A panel of experts from across the globe discussed the future of South Asia at King's College, London. The issues under discussion ranged from the rise of nationalism in India and China to the dominance of army in Pakistan and the potential role of external actors.
Dr. Christopher Clary, Professor of Political Science at University of Albany took a swipe at Donald Trump and said that America under the current President is "going through a mental health crisis". It doesn't know "what it is thinking at the moment and the directions are unclear". Dr. Clary said it in a response to the question whether "external actors" like US, UK could play a role in resolving the India-Pakistan issue.
Imran Khan, the current Prime Minister of Pakistan is seen as a modern politician who is development oriented by many.
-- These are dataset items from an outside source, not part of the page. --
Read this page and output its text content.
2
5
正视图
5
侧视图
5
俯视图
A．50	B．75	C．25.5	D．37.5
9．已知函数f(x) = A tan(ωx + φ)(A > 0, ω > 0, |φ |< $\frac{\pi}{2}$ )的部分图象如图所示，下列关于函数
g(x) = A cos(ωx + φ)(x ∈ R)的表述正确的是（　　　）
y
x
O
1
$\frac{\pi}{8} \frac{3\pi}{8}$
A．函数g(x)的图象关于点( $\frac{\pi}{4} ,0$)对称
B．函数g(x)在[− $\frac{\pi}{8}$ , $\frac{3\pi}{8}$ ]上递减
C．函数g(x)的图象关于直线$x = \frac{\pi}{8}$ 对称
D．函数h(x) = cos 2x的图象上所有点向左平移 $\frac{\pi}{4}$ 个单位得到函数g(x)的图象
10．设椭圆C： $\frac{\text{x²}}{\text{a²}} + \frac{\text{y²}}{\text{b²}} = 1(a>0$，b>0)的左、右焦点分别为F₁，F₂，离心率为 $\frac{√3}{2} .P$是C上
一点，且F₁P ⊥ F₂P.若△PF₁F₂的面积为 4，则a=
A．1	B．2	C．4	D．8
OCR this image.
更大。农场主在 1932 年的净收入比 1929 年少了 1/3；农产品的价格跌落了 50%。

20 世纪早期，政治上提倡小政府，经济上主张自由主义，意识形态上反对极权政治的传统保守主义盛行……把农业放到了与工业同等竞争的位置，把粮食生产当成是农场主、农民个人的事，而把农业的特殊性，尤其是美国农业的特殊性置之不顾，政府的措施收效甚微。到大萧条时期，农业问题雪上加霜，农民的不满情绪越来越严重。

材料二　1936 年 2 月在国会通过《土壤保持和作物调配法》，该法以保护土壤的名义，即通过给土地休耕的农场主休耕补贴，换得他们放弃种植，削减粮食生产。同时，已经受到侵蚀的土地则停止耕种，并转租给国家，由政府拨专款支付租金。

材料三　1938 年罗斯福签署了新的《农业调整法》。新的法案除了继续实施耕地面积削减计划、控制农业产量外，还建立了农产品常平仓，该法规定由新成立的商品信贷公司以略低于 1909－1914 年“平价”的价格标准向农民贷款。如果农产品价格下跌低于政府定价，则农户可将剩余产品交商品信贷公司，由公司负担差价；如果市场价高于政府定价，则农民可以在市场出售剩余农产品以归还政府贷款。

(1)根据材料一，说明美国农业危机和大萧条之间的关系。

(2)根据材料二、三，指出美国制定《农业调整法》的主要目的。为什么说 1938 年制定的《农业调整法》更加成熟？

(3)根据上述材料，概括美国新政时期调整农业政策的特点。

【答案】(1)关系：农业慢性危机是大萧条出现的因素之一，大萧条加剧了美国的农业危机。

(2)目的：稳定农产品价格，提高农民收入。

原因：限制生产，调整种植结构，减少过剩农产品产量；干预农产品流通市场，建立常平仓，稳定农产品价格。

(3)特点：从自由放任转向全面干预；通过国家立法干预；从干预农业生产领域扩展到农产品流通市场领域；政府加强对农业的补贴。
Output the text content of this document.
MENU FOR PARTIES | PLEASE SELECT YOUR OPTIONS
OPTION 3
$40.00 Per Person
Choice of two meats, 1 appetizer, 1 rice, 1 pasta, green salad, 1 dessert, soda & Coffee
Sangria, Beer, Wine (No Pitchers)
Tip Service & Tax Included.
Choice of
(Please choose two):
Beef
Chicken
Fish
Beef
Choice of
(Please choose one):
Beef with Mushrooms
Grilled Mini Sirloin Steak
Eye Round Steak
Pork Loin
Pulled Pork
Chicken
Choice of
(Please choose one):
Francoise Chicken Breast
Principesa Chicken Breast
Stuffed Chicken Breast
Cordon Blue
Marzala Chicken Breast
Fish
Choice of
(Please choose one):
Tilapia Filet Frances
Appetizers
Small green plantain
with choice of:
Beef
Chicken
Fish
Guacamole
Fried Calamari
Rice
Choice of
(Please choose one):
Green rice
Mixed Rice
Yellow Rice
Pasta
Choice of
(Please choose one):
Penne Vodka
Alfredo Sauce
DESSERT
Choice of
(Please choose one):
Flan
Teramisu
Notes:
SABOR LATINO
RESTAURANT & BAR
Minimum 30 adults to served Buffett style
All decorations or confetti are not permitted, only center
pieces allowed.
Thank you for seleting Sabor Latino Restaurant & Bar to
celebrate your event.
Because of his education in the west and a career in cricket of global recognition, his supporters have pinned high hopes on him. However, French Political Scientist Christophe Jafferlot has a different view.
"Remember, the current Prime Minister of Pakistan is not only a populist but also an Islamist. I am not sure whether Indian Prime Minister would be comfortable with someone who shared stage with Lashkar", said Dr. Jafferlot.
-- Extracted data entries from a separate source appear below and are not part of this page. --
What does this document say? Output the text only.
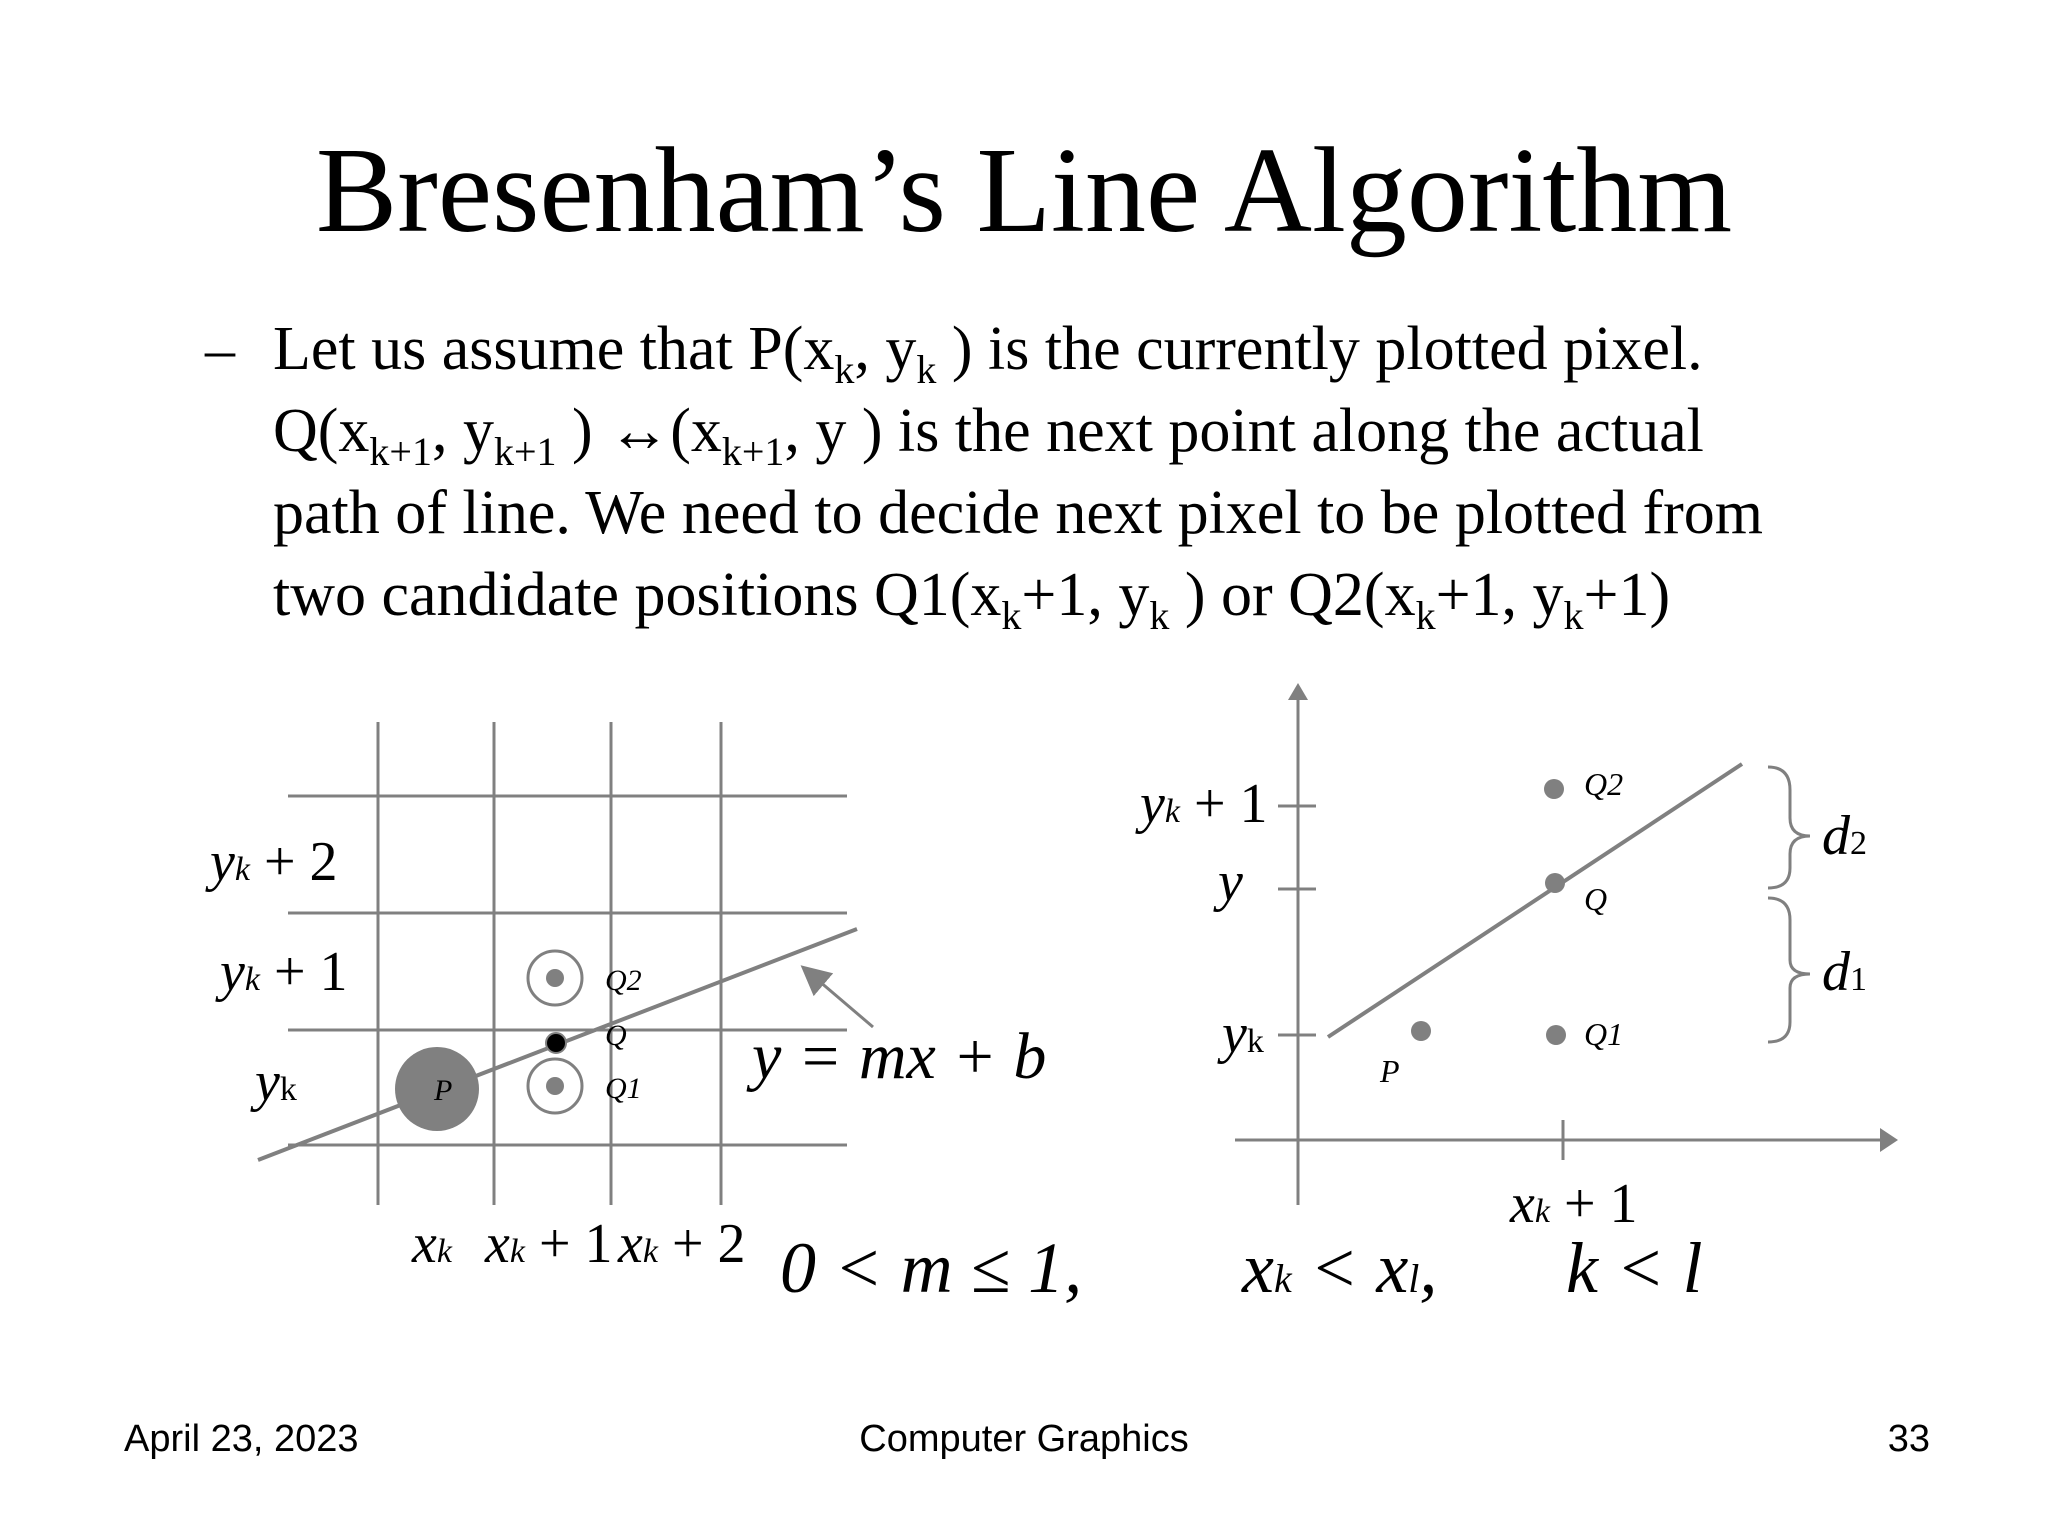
Bresenham’s Line Algorithm
– Let us assume that $P(x_k$, $y_k$ ) is the currently plotted pixel.
$Q(x_{k+1}$, $y_{k+1}$ ) $\leftrightarrow(x_{k+1}$, y ) is the next point along the actual
path of line. We need to decide next pixel to be plotted from
two candidate positions $Q1(x_k+1$, $y_k$ ) or $Q2(x_k+1$, $y_k+1$)
yk + 2
yk + 1
yk
xk xk + 1 xk + 2
P
Q2
Q
Q1 y = mx + b
yk + 1
y
yk
xk + 1
Q2
Q
Q1
P
d2
d1
0 < m ≤ 1, xk < xl, k < l
April 23, 2023	Computer Graphics	33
The role of China is crucial in South Asia as it is not only an economic behemoth but has been aggressively flexing its foreign policy muscles. The ambitious "Belt and Road Initiative" which is a part of wider "China Dream" project has been a concern for India which has opposed BRI.
However, India Prime Minister Modi looks to strengthen ties with China. "Modi has met President Xi Jinping twelve times which is unusual", said Sushant Singh, Deputy Editor of The Indian Express. "In the wake of China-India standoff recently", he said, "None of the so called global powers intervened or took initiative". "Ambassadors of different nations were asking us what was going on there", he added suggesting that India-China are mature enough to take decisions on their own for the betterment of the region.
The tension between India and Pakistan is perennial and complex because of the shared history and the occasional flirting of the west with the two entangled nations. However, India has made a significant progress in terms of economy and influence. Pakistan on the other hand is bedevilled by terrorism and saddled by sluggish economy.
"Before getting its house in order, Pakistan cannot think of changing anything outside. It should work on its relations with Afghanistan and India. Sadly, India too has not played its role properly in the South Asian region", said Dr. Sadia Sulaiman, Assistant Professor, Quiad-i-Azam University, Islamabad.
The panel was moderated by Dr. Rudra Chaudhuri, Senior Lecturer at the Department of War Studies, King's College, London.